Does a random local unitary destroy entanglement

Question

There is a massive debate raging about whether the wavefunction is an aspect of reality or just a way of handling the data you have about a system. This question is in that vein.

A local unitary on a qubit is an operator, $O$ on a two dimensional hilbert space, for which there exists an adjoint, $O^{\dagger}$, such that $O O^{\dagger} = I$.

Suppose you have an entagled pair of qubits. Next, suppose you perform a Uniformly random, local unitary, which you have no knowledge of, on one of the qubits. Does this destroy the entanglement?

I would say that the entanglement is destroyed if the value $E= Tr(\rho_a ln(\rho_a))$ departs from its original value, of say 1, towards 0. $\rho_a$ is the density matrix of the $a$ qubit.

Note: My first guess is that for states like this: $\psi = | 00 \rangle + |11\rangle$ the Von Neumann entropy, $E$ is 1. If you apply a random unitary to any one qubit, you are just randomizing an already completely random state, so there is no effect, so, no, you cannot destroy the entanglement with a random local unitary.

Answer 1

I'd say: Since entanglement is correlation, randomly changing one part of the system is like adding random noise and should destroy the correlation.

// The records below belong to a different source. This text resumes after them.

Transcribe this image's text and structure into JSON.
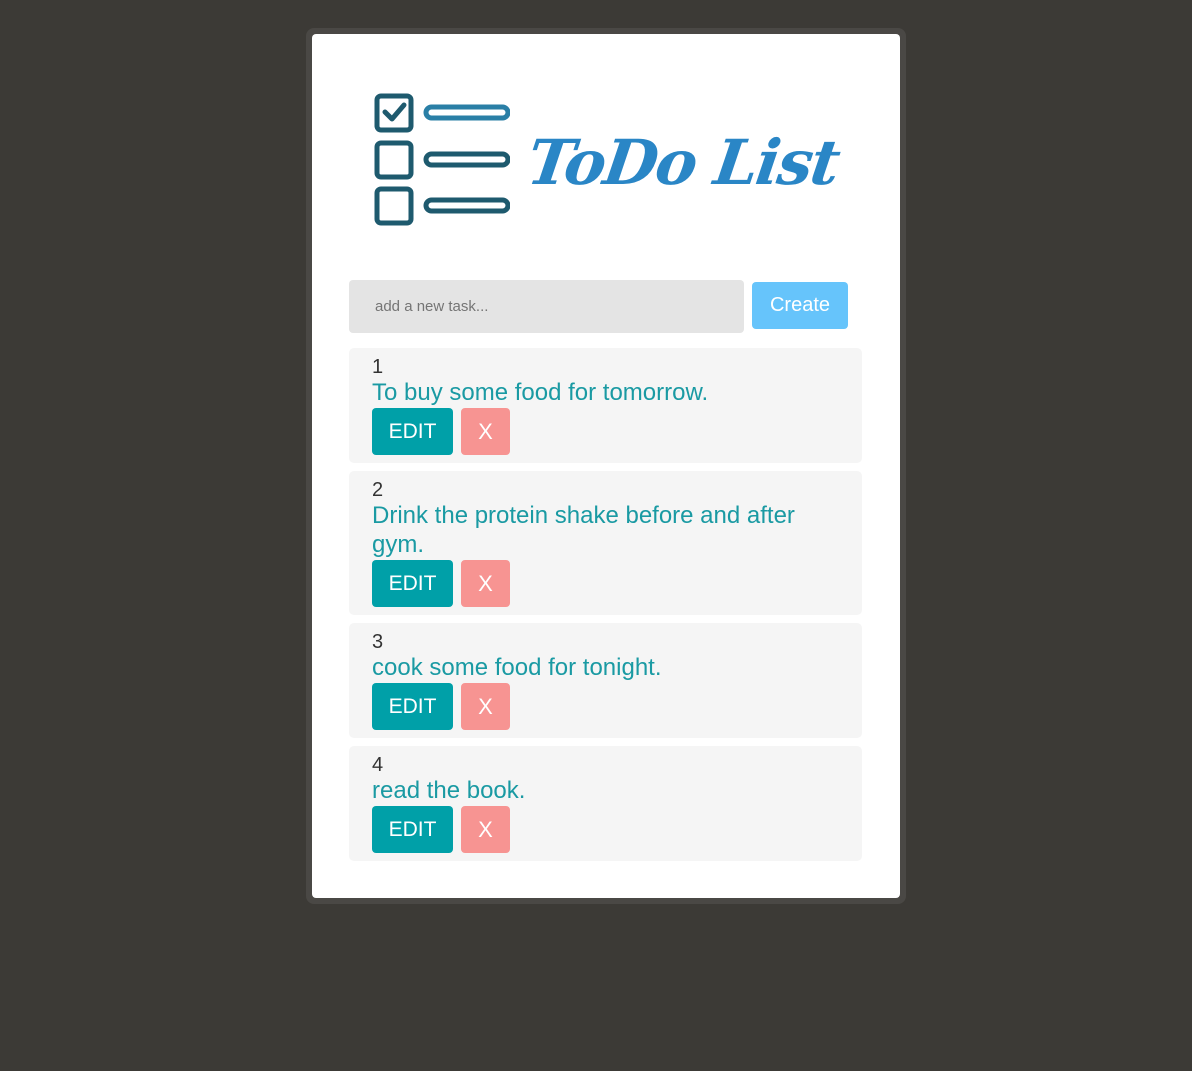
{
  "logo": {
    "text": "ToDo List",
    "icon": "checklist-icon",
    "colors": {
      "icon": "#1e5a6e",
      "text": "#2a86c6"
    }
  },
  "form": {
    "input_value": "",
    "input_placeholder": "add a new task...",
    "create_label": "Create"
  },
  "todos": [
    {
      "number": "1",
      "text": "To buy some food for tomorrow.",
      "edit_label": "EDIT",
      "delete_label": "X"
    },
    {
      "number": "2",
      "text": "Drink the protein shake before and after gym.",
      "edit_label": "EDIT",
      "delete_label": "X"
    },
    {
      "number": "3",
      "text": "cook some food for tonight.",
      "edit_label": "EDIT",
      "delete_label": "X"
    },
    {
      "number": "4",
      "text": "read the book.",
      "edit_label": "EDIT",
      "delete_label": "X"
    }
  ],
  "colors": {
    "background": "#3c3a36",
    "card": "#ffffff",
    "create_button": "#66c4fb",
    "edit_button": "#00a0a8",
    "delete_button": "#f79492",
    "task_text": "#1a9aa3",
    "item_background": "#f5f5f5"
  }
}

But let's make this a bit more formal. You have a system $\rho\in\mathcal{B}(\mathcal{H}_A\otimes \mathcal{H}_B)$ where $\mathcal{H}_{A,B}$ are the Hilbert spaces of qubit A and B (just $\mathbb{C}^2$). Now you apply a random (according to which measure? The Haar measure? Some other measure? There is a debate about which measure is physical - the Haar measure is not it) unitary to one part of the system. If we take the Haar measure, it seems that you do the following (hopefully I'm not misunderstanding anything or erring in my calculations):

$$ \rho\mapsto \int (1\otimes U) \rho (1\otimes U)^{\dagger}\,dU $$

This defines you a quantum channel $T$. The quantum channel would "destroy entanglement", if any measure of mixed entanglement would be decreasing. The entanglement would be completely destroyed, if the final state is always separable. Such channels are called "entanglement breaking channels". You think that this channel should be entanglement breaking. If it is, it suffices to show this for the maximally entangled Bell state (you can get any other pure state from a Bell state by a linear transformation on one of the two systems, i.e.: given a pure state $|\psi\rangle\in\mathcal{H}_A\otimes \mathcal{H}_B$ then $|\psi\rangle=(X\otimes 1)|\Omega\rangle$ where $|\Omega\rangle$ is a Bell state).

Now let's calculate this. Note that $\int UAU^{\dagger}\,dU=tr(A)1$. Then

$$ T(|\Omega\rangle\langle \Omega|) =\sum_{ij} |i\rangle\langle j| \otimes \int U|i\rangle \langle j|U^{\dagger}\,dU=1/tr(1)$$

Hence your outcome is diagonal and as such separable ($T(|\Omega\rangle\langle \Omega|)=\sum_{ij} |ij\rangle\langle ij|/n$ (with the normalization $n$). Hence, yes, this would be an entanglement breaking channel.

Answer 2

Suppose $\mathcal{H}=\mathcal{H}_A \otimes \mathcal{H}_B$ and $|\psi \rangle \in \mathcal{H}$ is a pure state which is entangled between the subsystems. Define a 'local' unitary to be $U=U_A \otimes U_B$. Then $U$ cannot change the entanglement entropy independent of what it is, random or not.

Expand $|\psi \rangle = \sum_{j,k} a_{j,k} |j_A \rangle \otimes |k_B \rangle$ where $\{|j \rangle\} ,\{ |k \rangle\}$ form orthonomal basis of $\mathcal{H}_A$ and $\mathcal{H}_B$ respectively. $|\psi \rangle$ has a Schmidt decomposition expressed as $|\psi \rangle = \sum_i \lambda_i |i_A \rangle \otimes |i_B \rangle$ where $\sum_i \lambda_i^2=1$. It follows the entanglement entropy of this state, independent of whether I trace out $A$ or $B$ is $S=-\sum_i \lambda_i^2 \log(\lambda_i^2)$

The claim is that acting the $U$ defined above cannot change any of these coefficients. $U|\psi \rangle = \sum_{j,k} a_{j,k} U_A|j_A \rangle \otimes U_B|k_B \rangle \equiv \sum_{j,k} a_{j,k} |j'_A \rangle \otimes |k'_B \rangle$ where by unitarity $\{|j' \rangle\} ,\{ |k' \rangle\}$ are still independent orthonormal bases. Then do the Schmidt decomposition using this new basis; nothing about the $\lambda_i$ changes.